The next three instructions save the reserved registers as defined by the MS compiler. Then the stack frame space just created is initialised to contain a special debug signature, in this case 0xCC. This means unitialised memory and if you ever see a value consisting of just 0xCC's in debug mode then you've forgotten to initialise the value (unless 0xCC was the value).
Once all that housekeeping has been done, the next three instructions implement the body of the function, the two multiplies. After that, the reserved registers are restored and then the stack frame destroyed and finally the function ends with a ret. Fortunately, the imul puts the result of the multiplication into the eax register so there's no special code to get the result into the right register.

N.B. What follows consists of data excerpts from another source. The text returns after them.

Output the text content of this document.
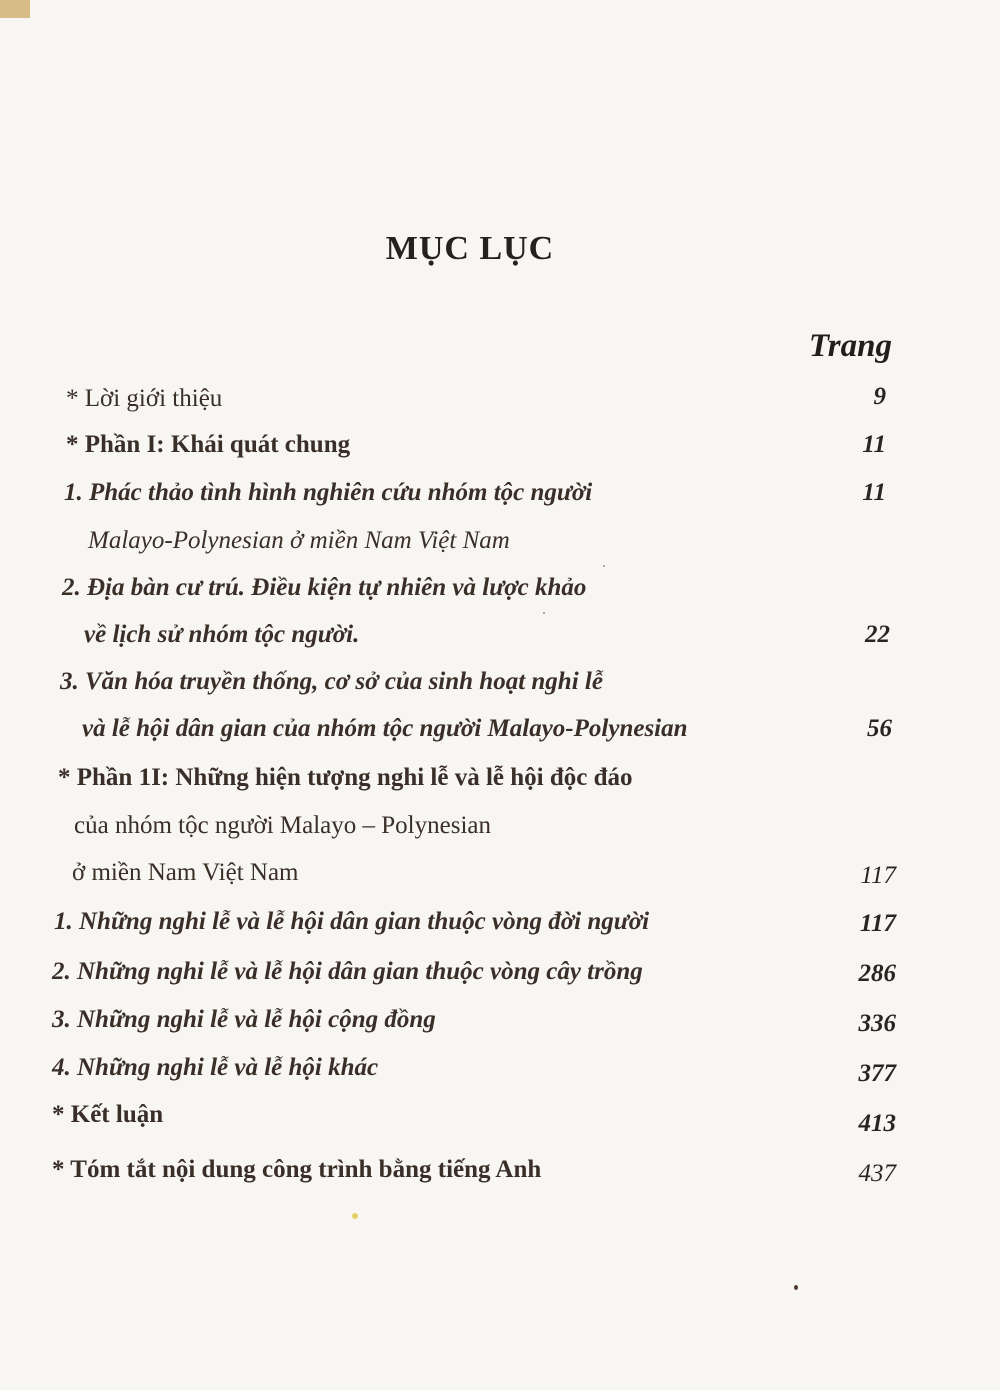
MỤC LỤC
Trang
* Lời giới thiệu
* Phần I: Khái quát chung
1. Phác thảo tình hình nghiên cứu nhóm tộc người
Malayo-Polynesian ở miền Nam Việt Nam
2. Địa bàn cư trú. Điều kiện tự nhiên và lược khảo
về lịch sử nhóm tộc người.
3. Văn hóa truyền thống, cơ sở của sinh hoạt nghi lễ
và lễ hội dân gian của nhóm tộc người Malayo-Polynesian
* Phần 1I: Những hiện tượng nghi lễ và lễ hội độc đáo
của nhóm tộc người Malayo – Polynesian
ở miền Nam Việt Nam
1. Những nghi lễ và lễ hội dân gian thuộc vòng đời người
2. Những nghi lễ và lễ hội dân gian thuộc vòng cây trồng
3. Những nghi lễ và lễ hội cộng đồng
4. Những nghi lễ và lễ hội khác
* Kết luận
* Tóm tắt nội dung công trình bằng tiếng Anh
9
11
11
22
56
117
117
286
336
377
413
437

Now, you've probably been thinking that there's a lot there that isn't really necessary. And you're right, but debug is about getting the code right and a lot of the above helps to achieve that. In release, there's a lot that can be got rid of. There's no need for a stack frame, no need, therefore, to initialise it. There's no need to save the reserved registers as they aren't modified. In fact, the compiler creates this:-
mov eax,dword ptr [esp+4]
imul eax,dword ptr [esp+8]
imul eax,dword ptr [esp+0Ch]
ret
which, if I'd let the compiler do it, would have been in-lined into the caller.
There's a lot more stuff that can happen: values passed in registers and so on. Also, I've not got into how floating point values and structures / classes as passed to and from functions. And there's more that I've probably left out.